First off, this is my first thread. I just sold a large painting and wanted to feel out the community on what carrier they use to ship large paintings securely and economically. I asked UPS in my rural Vermont area, and they charge $80 to package, and another $200 to ship a 3’ x4’ painting from VT to NC. The online FedEx chat claimed to pack and send it for $70, but when I got to the center they said to go to, the employee claimed they don’t package paintings, or anything else there. FedEx customer service on the phone, and in person was awful. So, any advice from other artists shipping large paintings? I’ll most likely package the painting myself to save on some of the $80.


----------



## yarnart (Jul 5, 2018)

This is really difficult, but I am usually taking the risk to roll up bigger paintings and post in tubes. But I never sent any big like what you just described.

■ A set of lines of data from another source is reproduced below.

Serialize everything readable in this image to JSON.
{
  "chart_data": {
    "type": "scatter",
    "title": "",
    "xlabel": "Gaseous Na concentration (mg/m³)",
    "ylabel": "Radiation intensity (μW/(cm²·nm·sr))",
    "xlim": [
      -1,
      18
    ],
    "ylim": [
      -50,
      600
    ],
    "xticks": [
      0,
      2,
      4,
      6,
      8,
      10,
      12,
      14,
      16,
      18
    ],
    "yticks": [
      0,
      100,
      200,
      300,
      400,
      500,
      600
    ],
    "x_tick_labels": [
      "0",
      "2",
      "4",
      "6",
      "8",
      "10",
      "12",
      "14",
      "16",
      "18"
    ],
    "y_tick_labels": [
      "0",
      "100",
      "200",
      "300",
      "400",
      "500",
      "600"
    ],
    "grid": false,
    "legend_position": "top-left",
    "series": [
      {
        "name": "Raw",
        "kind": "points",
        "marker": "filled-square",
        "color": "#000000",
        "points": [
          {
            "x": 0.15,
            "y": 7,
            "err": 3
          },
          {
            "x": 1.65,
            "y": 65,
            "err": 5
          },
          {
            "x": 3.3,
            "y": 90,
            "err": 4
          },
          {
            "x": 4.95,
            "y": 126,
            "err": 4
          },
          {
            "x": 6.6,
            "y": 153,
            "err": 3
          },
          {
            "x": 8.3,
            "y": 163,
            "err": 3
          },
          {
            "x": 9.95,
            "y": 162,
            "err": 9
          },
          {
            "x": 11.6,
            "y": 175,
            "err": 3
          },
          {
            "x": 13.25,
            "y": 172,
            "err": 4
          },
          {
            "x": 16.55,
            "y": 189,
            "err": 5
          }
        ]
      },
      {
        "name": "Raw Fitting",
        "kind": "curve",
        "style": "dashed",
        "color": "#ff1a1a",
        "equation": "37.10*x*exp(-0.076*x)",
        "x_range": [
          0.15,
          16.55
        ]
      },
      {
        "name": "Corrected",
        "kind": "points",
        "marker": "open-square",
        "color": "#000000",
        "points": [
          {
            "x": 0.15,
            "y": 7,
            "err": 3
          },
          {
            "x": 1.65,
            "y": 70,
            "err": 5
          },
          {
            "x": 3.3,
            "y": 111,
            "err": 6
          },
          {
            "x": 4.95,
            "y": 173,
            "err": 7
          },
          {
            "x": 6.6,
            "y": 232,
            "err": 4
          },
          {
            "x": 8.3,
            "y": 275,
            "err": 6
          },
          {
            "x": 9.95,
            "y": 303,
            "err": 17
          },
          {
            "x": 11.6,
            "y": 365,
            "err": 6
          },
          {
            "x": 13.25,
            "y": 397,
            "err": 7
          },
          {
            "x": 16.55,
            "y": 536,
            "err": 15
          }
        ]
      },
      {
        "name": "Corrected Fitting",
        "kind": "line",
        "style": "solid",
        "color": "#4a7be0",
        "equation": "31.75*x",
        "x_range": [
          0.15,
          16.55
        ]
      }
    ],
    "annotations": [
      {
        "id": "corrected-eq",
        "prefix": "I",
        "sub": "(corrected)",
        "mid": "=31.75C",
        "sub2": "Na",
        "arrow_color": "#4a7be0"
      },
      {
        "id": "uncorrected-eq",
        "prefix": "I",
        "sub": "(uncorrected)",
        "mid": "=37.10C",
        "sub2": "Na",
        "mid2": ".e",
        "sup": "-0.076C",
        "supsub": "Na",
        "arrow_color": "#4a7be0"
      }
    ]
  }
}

And of course it's can be done only if the customer willing to take the risk and the extra management needed to frame the canvas when it's arrives.


----------



## 3Eggs (Aug 15, 2021)

First of all, per usual, customers ppay for shipping and handling - just give your customer their choice. Add the painting price to the shipping costs. UPS prefers to ship a "box within a box" for package protection. Complete the packing yourself, take it to UPS, get 2x- value insurance (buyer pays), get delivery instructions from the buyer, get a delivery receipt.


----------



## william_6158 (11 mo ago)

Ups is reliable, but most artist I know build their own crates and shipper through a local carrier. An art center in your area usually can recommend someone. As 3Eggs said, purchaser should pick up this cost - make this point clear upfront. SaatchiArt has a good video on how to pack art, they actually handle the shipping themselves - just remember they take a percentage of the sale. Just watch their video.


----------